The Sun Cluster HA for Sun Java System Application Server makes the DAS component highly available by configuring it as a failover data service. The DAS must be configured to listen on a failover IP address. When Sun Cluster HA for Sun Java System Application Server detects a failed DAS, the data service restarts the DAS locally or fails it over to another node, depending on the values of the retry count and retry interval.
The Node Agent (NA) component is also configured as a failover data service. A Node Agent may be configured to manage a number of Application Server instances, and the Sun Cluster HA for Sun Java System Application Server data service indirectly manages all of these instances. All the Application Server instances are associated with the Node Agents and the Node Agents are configured to listen on a failover IP address.
If the Application server instances are down, the Node Agents will restart them. Any lost transactions are recovered while the instances are restarting. In the case of a crash of the Sun Cluster node on which the Node Agents and the Application Server instances are running, the Sun Cluster HA for Sun Java System Application Server fails over the Node Agent and the Application Server instances to another Sun Cluster node.
Only one Node Agent resource is created for all the Node Agents configured for one failover IP address.
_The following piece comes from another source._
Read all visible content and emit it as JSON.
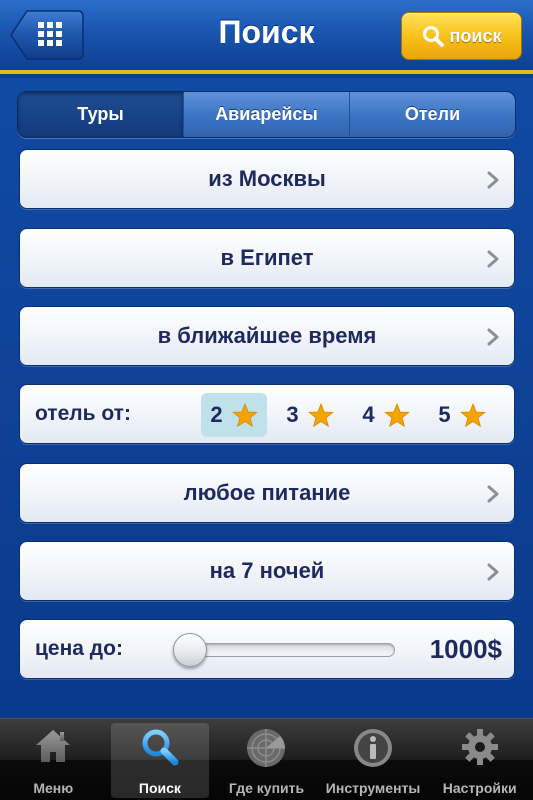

The data service automatically detects the Node Agents that are configured on the failover IP address that is created in the failover resource group.
The following example is a configuration that comprises four Node Agents.
Node Agent NA1 and its associated server instances I1 and I2 are configured to listen on failover IP address IP1.
Node Agent NA2 and its associated server instances I3 and I4 are also configured to listen on failover IP address IP1.
Node Agent NA3 and its associated server instances I5 and I6 are configured to listen on failover IP address IP2.
Node Agent NA4 and its associated server instances I7 and I8 are also configured to listen on failover IP address IP2.
In this example, you create one resource for Node Agents NA1 and NA2 and all their server instances, and another resource for Node Agents NA3 and NA4 and all their server instances.
A detailed example of creating resources for four Node Agents is provided in Example of Creating the Failover Node Agent Component in the Sun Cluster HA for Sun Java System Application Server.
In the following sections, only two Node Agents are illustrated.
The following figure illustrates the failover DAS and failover Node Agent configuration before any node failure occurs.
The figure illustrates the following setup.
There are two physical nodes, Node1 and Node2.
The DAS is contained in the failover resource group RG1 on Node1 and listens on failover IP address IP1.
The Node Agent NA1 and the Application Server instances I1 and I2 that the Node Agent manages are contained in the resource group RG2 on Node1 and listen on failover IP address IP2.
The Node Agent NA2 and the Application Server instances I3 and I4 that the Node Agent manages are contained in the resource group RG3 on Node2 and listen on failover IP address IP3.
There is one domain, Domain1, which contains the DAS and the two Node Agents, as well as all the instances managed by the Node Agents.
The Application Server is installed on the global file system (GFS) and is accessible to the components on both Node1 and Node2.
Bringing these resource groups online starts the Node Agents, which in turn start the Application Server instances that they manage.
The following figure illustrates the failover DAS and failover Node Agent configuration after a node failure.
After a failure on Node1, resource groups RG1 and RG2 fail over to Node2. Resource group RG1 contains the DAS and its failover address IP1. Resource group RG2 contains Node Agent NA1, instances I1 and I2, and their failover address IP2.
The Node Agent probe relies upon the DAS for getting the status of the Node Agent. If DAS fails, there is no way to determine the status of the Node Agent. You need to ensure that the DAS is running at all times to know the status of the Node Agent.